谷歌增加了游戲商店應(yīng)用程序的bug獎勵

在谷歌揭露其錯誤賞金獎勵增加后，安全研究人員可能會進入一個主要的發(fā)薪日。

該公司希望鼓勵公司通過將其GooglePlay安全獎勵計劃(GPSRP)的范圍擴大到其商店的所有應(yīng)用程序，以幫助公司在PlayStore上查找錯誤。

這家搜索巨頭還與HackerOne合作推出了一個名為“開發(fā)者數(shù)據(jù)保護獎勵計劃”(DDPRP)的新項目，旨在發(fā)現(xiàn)Android應(yīng)用程序、OAuth項目和Chrome擴展程序中的數(shù)據(jù)濫用情況。

自2010年推出Bug賞金計劃以來，谷歌已經(jīng)向安全研究人員支付了超過15萬美元的薪酬，而GPRSRP已經(jīng)支付了超過256萬美元的獎金。通過將流行的Android應(yīng)用程序添加到程序中，公司正在使他們有資格獲得獎勵，而不管應(yīng)用程序的開發(fā)者是否擁有自己的漏洞公開或Bug賞金計劃。

作為支付漏洞獎金的交換條件，谷歌將利用安全研究人員收集的漏洞數(shù)據(jù)，幫助創(chuàng)建自動檢查，掃描Play Store中的所有應(yīng)用程序，以發(fā)現(xiàn)類似的漏洞。其應(yīng)用程序包含bug的開發(fā)人員將通過游戲控制臺和應(yīng)用程序安全改進(ASI)程序向他們提供有關(guān)該漏洞以及如何修復(fù)該漏洞的信息。早在2月份，谷歌就曾透露，ASI已經(jīng)幫助300多萬開發(fā)者修復(fù)了超過100萬的GooglePlay應(yīng)用程序。

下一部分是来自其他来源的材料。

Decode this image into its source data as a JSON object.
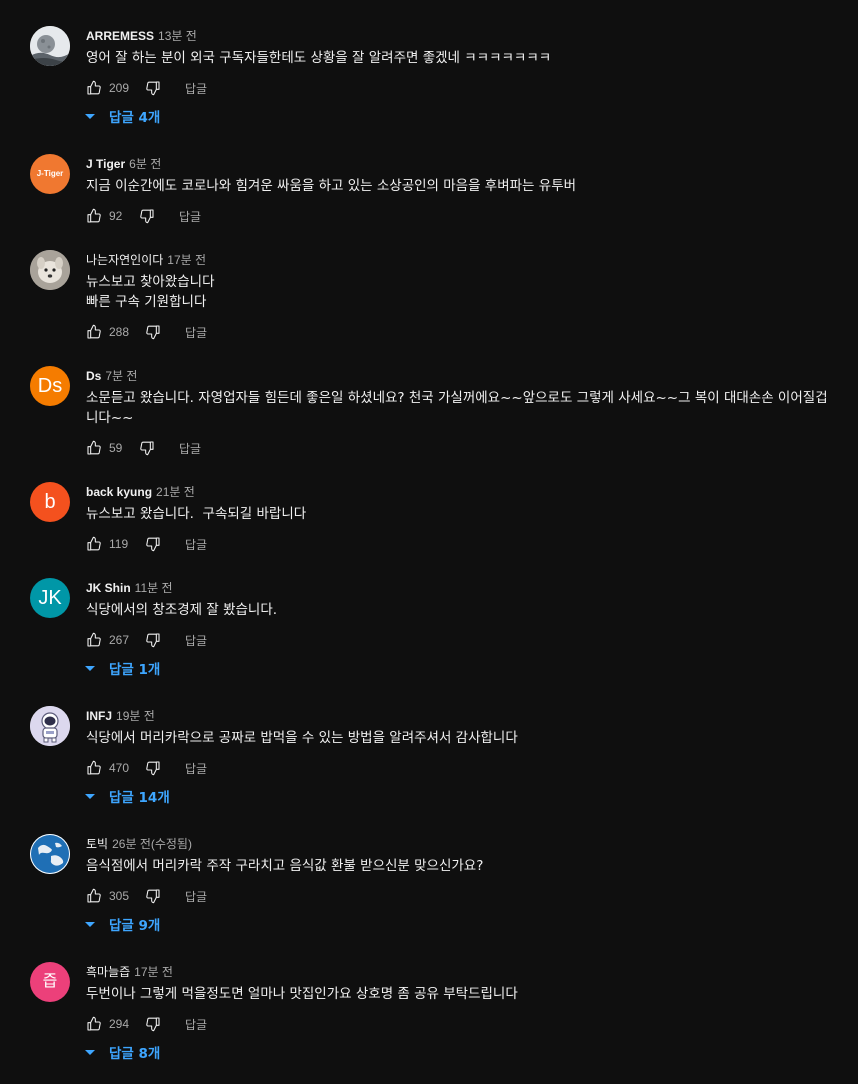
{
  "ui": {
    "reply_label": "답글"
  },
  "comments": [
    {
      "author": "ARREMESS",
      "time": "13분 전",
      "text": "영어 잘 하는 분이 외국 구독자들한테도 상황을 잘 알려주면 좋겠네 ㅋㅋㅋㅋㅋㅋㅋ",
      "likes": "209",
      "replies_label": "답글 4개",
      "avatar": {
        "type": "image",
        "icon": "moon-landscape-photo",
        "bg": "#dfe3e6"
      }
    },
    {
      "author": "J Tiger",
      "time": "6분 전",
      "text": "지금 이순간에도 코로나와 힘겨운 싸움을 하고 있는 소상공인의 마음을 후벼파는 유투버",
      "likes": "92",
      "avatar": {
        "type": "letters",
        "letters": "J-Tiger",
        "bg": "#f07830"
      }
    },
    {
      "author": "나는자연인이다",
      "time": "17분 전",
      "text": "뉴스보고 찾아왔습니다\n빠른 구속 기원합니다",
      "likes": "288",
      "avatar": {
        "type": "image",
        "icon": "dog-photo",
        "bg": "#b9b3aa"
      }
    },
    {
      "author": "Ds",
      "time": "7분 전",
      "text": "소문듣고 왔습니다. 자영업자들 힘든데 좋은일 하셨네요? 천국 가실꺼에요~~앞으로도 그렇게 사세요~~그 복이 대대손손 이어질겁니다~~",
      "likes": "59",
      "avatar": {
        "type": "letters",
        "letters": "Ds",
        "bg": "#f57c00"
      }
    },
    {
      "author": "back kyung",
      "time": "21분 전",
      "text": "뉴스보고 왔습니다.  구속되길 바랍니다",
      "likes": "119",
      "avatar": {
        "type": "letters",
        "letters": "b",
        "bg": "#f4511e"
      }
    },
    {
      "author": "JK Shin",
      "time": "11분 전",
      "text": "식당에서의 창조경제 잘 봤습니다.",
      "likes": "267",
      "replies_label": "답글 1개",
      "avatar": {
        "type": "letters",
        "letters": "JK",
        "bg": "#0097a7"
      }
    },
    {
      "author": "INFJ",
      "time": "19분 전",
      "text": "식당에서 머리카락으로 공짜로 밥먹을 수 있는 방법을 알려주셔서 감사합니다",
      "likes": "470",
      "replies_label": "답글 14개",
      "avatar": {
        "type": "image",
        "icon": "astronaut-illustration",
        "bg": "#e3e0f0"
      }
    },
    {
      "author": "토빅",
      "time": "26분 전(수정됨)",
      "text": "음식점에서 머리카락 주작 구라치고 음식값 환불 받으신분 맞으신가요?",
      "likes": "305",
      "replies_label": "답글 9개",
      "avatar": {
        "type": "image",
        "icon": "globe-photo",
        "bg": "#1f6fb5"
      }
    },
    {
      "author": "흑마늘즙",
      "time": "17분 전",
      "text": "두번이나 그렇게 먹을정도면 얼마나 맛집인가요 상호명 좀 공유 부탁드립니다",
      "likes": "294",
      "replies_label": "답글 8개",
      "avatar": {
        "type": "letters",
        "letters": "즙",
        "bg": "#ec407a"
      }
    }
  ]
}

除了擴展現(xiàn)有的Android bug獎勵程序外，谷歌還推出了DDPRP，以識別和緩解Android應(yīng)用程序、OAuth項目和Chrome擴展中的數(shù)據(jù)濫用問題。這個程序不會發(fā)現(xiàn)漏洞，而是獎勵那些發(fā)現(xiàn)和報告違反GooglePlay、GoogleAPI或ChromeWebStore擴展程序策略的應(yīng)用程序的安全研究人員。

能夠找到能夠被驗證的數(shù)據(jù)濫用的證據(jù)的人可以得到支付。在Hakerone網(wǎng)站上的DDPRP頁面上，Google強調(diào)了訪問用戶聯(lián)系人的應(yīng)用程序，并不將此數(shù)據(jù)視為個人或敏感數(shù)據(jù)以及使用聯(lián)系人數(shù)據(jù)違反其權(quán)限策略的應(yīng)用程序，而無需用戶對與原始應(yīng)用程序無關(guān)的其他服務(wù)的權(quán)限。

該公司沒有提供最大的獎勵金額，但根據(jù)其影響，一份單一的報告可以讓一名安全研究員獲得50萬美元的獎金。

濫用用戶數(shù)據(jù)的Android應(yīng)用程序和Chrome擴展將從各自的商店中刪除，如果開發(fā)人員也被發(fā)現(xiàn)濫用對Gmail限制范圍的訪問，他們的API訪問將被刪除。